A Dal computer scientist with academic roots in neuroscience has tapped into the power of gaming to help make a difference in the lives of people suffering with mental health.
Above Water, a mixed-reality (MR) game that uses both physical cards and a mobile app, aims to educate individuals about anxiety and help them set and achieve personal goals. It also seeks to strengthen communities and create environments that encourage pro-social collaboration.
Rina Wehbe, the game’s designer and an assistant professor in the Faculty of Computer Science, says she hopes the game will play a part in helping shatter the stigma around mental health disorders.
“We lose people to mental health all the time. It stops people from being able to live a happy life, being able to learn to be happy, and being able to grow as themselves. It really affects me to see all these talented people suffer, I want to make a difference and see everyone excel in life,” says Dr. Wehbe.
The path to purpose
Dr. Wehbe’s idea of using games to treat mental health was born, in part, from an early work experience. During her undergraduate, she had the opportunity to complete an internship with Interaxon Toronto where she worked on games for children with ADHD. From there, it was an easy decision for Dr. Wehbe to start exploring and designing digital games for children with attention deficit disorders.
Another motivator was her own personal experiences. As a member of the LGBTQ2S+ community and a woman of colour, Dr. Wehbe has experienced discrimination and realized the effects it has on one’s mental health. Pursing equality for everyone has become an active goal for Dr. Wehbe as she aims to disable the oppressive systems she and others face.
“Issues of equality, diversity, inclusion, allyship, and accessibility became important to me over my PhD, and I really saw opportunities to give back,” says Dr. Wehbe, who received her doctorate in Computer Science from the University of Waterloo.
“At times, it can be a struggle for people who have labels like mine. I really wanted to create a way for us as researchers to contribute to not only the state of the field of computer science to advance innovation, but also to advance humanity and help people,” she says.
Early on in her academic career, Dr. Wehbe realized the potential links between computer science and psychology, which eventually led her to pivot her area of study.
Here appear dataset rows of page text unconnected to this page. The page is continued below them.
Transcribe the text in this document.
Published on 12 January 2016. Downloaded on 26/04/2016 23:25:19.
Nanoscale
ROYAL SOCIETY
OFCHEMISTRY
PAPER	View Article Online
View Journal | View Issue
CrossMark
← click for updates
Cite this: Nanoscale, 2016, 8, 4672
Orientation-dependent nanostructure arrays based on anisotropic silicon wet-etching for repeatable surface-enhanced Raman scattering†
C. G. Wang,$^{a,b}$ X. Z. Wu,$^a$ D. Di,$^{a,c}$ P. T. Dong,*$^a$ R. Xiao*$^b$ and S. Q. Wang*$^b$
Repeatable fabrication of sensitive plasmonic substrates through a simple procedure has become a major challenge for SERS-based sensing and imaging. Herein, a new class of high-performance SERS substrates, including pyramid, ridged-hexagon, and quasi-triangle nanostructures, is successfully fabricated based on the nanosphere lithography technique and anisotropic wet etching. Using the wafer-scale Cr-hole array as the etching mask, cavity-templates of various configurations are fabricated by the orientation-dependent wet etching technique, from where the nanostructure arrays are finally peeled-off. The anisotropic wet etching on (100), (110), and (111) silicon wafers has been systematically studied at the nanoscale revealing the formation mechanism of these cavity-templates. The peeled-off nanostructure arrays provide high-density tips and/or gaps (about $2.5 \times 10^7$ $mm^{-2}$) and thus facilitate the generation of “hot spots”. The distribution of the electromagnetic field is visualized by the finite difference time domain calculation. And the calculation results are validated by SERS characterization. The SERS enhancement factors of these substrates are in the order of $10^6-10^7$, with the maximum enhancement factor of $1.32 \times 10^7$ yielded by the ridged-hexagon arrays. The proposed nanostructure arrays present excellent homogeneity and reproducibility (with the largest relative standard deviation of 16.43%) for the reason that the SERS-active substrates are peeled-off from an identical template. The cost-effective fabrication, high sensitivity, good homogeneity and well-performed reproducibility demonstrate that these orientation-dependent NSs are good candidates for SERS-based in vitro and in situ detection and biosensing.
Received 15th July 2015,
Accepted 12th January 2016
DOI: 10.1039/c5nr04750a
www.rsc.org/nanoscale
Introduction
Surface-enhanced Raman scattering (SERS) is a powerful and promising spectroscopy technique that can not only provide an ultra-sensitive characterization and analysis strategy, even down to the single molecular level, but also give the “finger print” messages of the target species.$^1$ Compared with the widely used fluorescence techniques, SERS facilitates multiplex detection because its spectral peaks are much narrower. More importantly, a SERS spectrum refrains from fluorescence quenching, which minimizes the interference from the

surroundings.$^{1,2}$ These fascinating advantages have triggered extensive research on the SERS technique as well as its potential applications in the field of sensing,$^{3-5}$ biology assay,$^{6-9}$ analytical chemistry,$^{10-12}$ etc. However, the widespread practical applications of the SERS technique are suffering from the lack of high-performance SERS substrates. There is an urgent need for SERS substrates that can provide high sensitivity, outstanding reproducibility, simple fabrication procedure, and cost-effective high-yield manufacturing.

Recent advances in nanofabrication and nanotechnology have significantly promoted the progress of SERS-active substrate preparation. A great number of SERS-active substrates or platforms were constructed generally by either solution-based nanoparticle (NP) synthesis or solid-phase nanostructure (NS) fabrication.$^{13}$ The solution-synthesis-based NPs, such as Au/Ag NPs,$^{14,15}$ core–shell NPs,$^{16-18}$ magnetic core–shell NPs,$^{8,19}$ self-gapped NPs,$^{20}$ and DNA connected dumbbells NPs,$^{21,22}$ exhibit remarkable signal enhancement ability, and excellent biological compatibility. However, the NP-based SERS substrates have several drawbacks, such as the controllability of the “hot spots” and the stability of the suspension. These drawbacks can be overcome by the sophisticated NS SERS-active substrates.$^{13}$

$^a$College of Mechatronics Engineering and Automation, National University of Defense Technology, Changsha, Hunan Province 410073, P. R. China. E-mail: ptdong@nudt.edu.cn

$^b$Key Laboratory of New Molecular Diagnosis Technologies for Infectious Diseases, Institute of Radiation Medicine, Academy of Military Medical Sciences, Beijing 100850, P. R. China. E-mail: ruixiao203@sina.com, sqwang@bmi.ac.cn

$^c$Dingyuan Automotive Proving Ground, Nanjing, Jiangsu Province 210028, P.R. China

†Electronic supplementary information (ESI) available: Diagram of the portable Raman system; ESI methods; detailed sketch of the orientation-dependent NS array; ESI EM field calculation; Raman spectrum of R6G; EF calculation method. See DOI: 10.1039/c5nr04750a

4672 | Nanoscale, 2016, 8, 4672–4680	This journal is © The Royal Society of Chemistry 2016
“I chose computer science because I love the versatility of it,” she says. “Computer science provides fluidity, the ability to make change, to make change quickly, and to apply it to so many different areas. A computer is a tool that you can use to solve problems in so many different ways. Computer science encompasses creativity, expression, freedom, and the ability to tackle different problems.”
Making a difference with tech
This choice ultimately led her to Dalhousie’s Faculty of Computer Science.
As an assistant professor, Dr. Wehbe continues to focus on mental health and community involvement. She recently started her own research group, “HCI4Good,” which challenges the status quo around labels and mental health with graduate students who share the same passion — using computer science for socially good outcomes.
When Dr. Wehbe created Above Water, she wanted to know if it was having an effect. To assess the game’s impact, she conducted a semi-structured interview study with expert participants: game designers and mental health care providers.
The research, published in the Journal of Medical Internet Research (JMIR) Publications — a leading digital health research publisher, found that players of the game displayed a range of emotions, including anticipation, relief, and joy when discussing their game experiences.
It was clear that Dr. Wehbe's game was truly making a difference. She hopes to publish the game and post it online in the near future. (Those interested in the game can contact her directly for more information.) And she sees it as a jumping-off point for further research.
“I plan to continue my studies on how physical and digital spaces interact and how we can continue to create games for health while creating more community involvement,” she says. “I’m really excited for what the future will bring.”